The appeal is allowed. 

The sentences below are set aside.  In lieu thereof the appellant is sentenced to be imprisoned for a term of five years on count 1, to a term of four years on count 2, to a term of two years on count 3 and to a term of six years on count 4.

It is ordered that two years of the sentence imposed on count 1 and one year of the sentence imposed on count 3 be served cumulatively on each other and on the sentence imposed on count 4.  Otherwise the sentences are to be served concurrently.
The total effective sentence is nine years' imprisonment.
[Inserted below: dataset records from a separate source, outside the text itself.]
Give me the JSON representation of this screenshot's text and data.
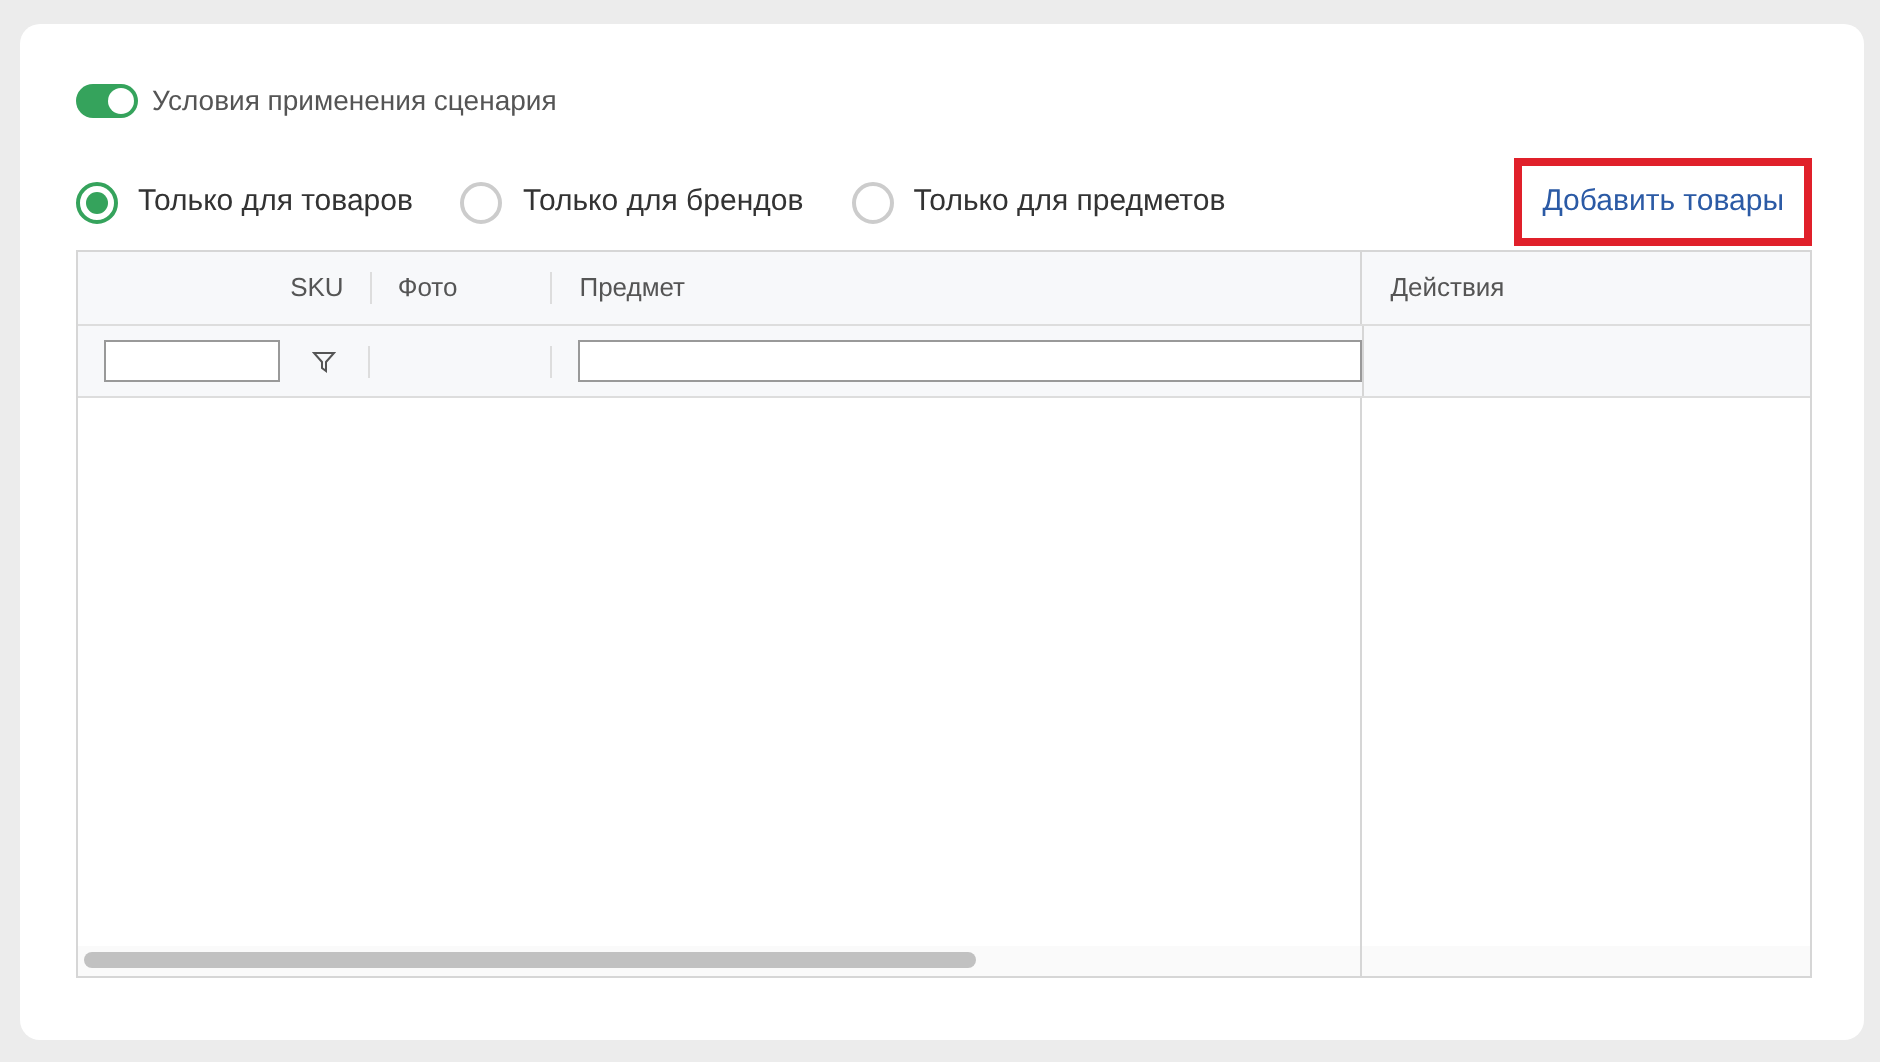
{
  "toggle": {
    "label": "Условия применения сценария",
    "on": true
  },
  "scope_options": [
    {
      "label": "Только для товаров",
      "selected": true
    },
    {
      "label": "Только для брендов",
      "selected": false
    },
    {
      "label": "Только для предметов",
      "selected": false
    }
  ],
  "add_link": {
    "label": "Добавить товары",
    "highlighted": true
  },
  "table": {
    "columns": [
      {
        "label": "SKU",
        "kind": "sku"
      },
      {
        "label": "Фото",
        "kind": "photo"
      },
      {
        "label": "Предмет",
        "kind": "subject"
      },
      {
        "label": "Действия",
        "kind": "actions"
      }
    ]
  }
}
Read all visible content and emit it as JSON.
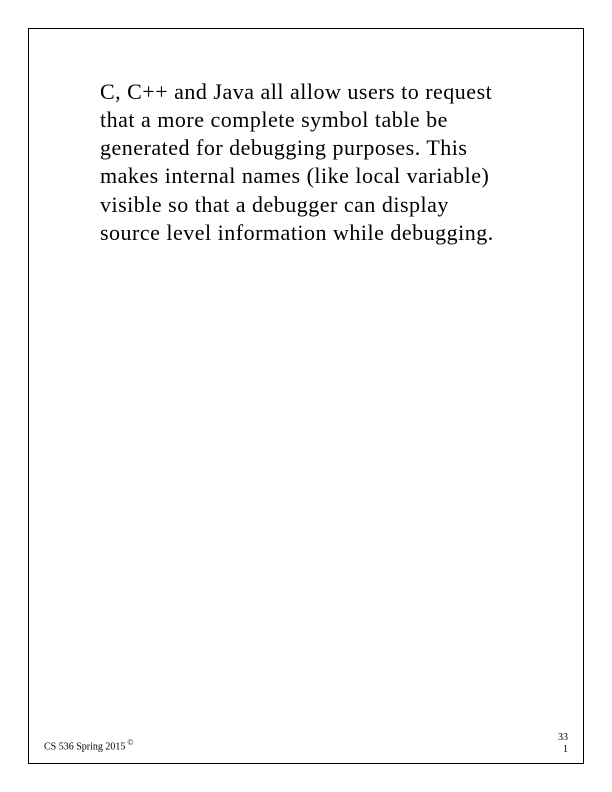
{
  "body": {
    "paragraph": "C, C++ and Java all allow users to request that a more complete symbol table be generated for debugging purposes. This makes internal names (like local variable) visible so that a debugger can display source level information while debugging."
  },
  "footer": {
    "course": "CS 536  Spring 2015",
    "copyright": "©",
    "page_top": "33",
    "page_bottom": "1"
  }
}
It is ordered that the appellant serve a term of six years' imprisonment before being eligible for parole.
It is declared that 435 days are to be reckoned as already served and it is ordered that there be noted in the records of the Court the fact that that declaration was made and its details.
It is declared that the appellant is sentenced as a serious sexual offender on all offences with which this appeal is concerned and it is ordered that that fact be entered in the records of the Court.
It is declared that the appellant must continue to comply with the reporting obligations imposed by Part 3 of the Sex Offenders Registration Act 2004 for a period of 15 years.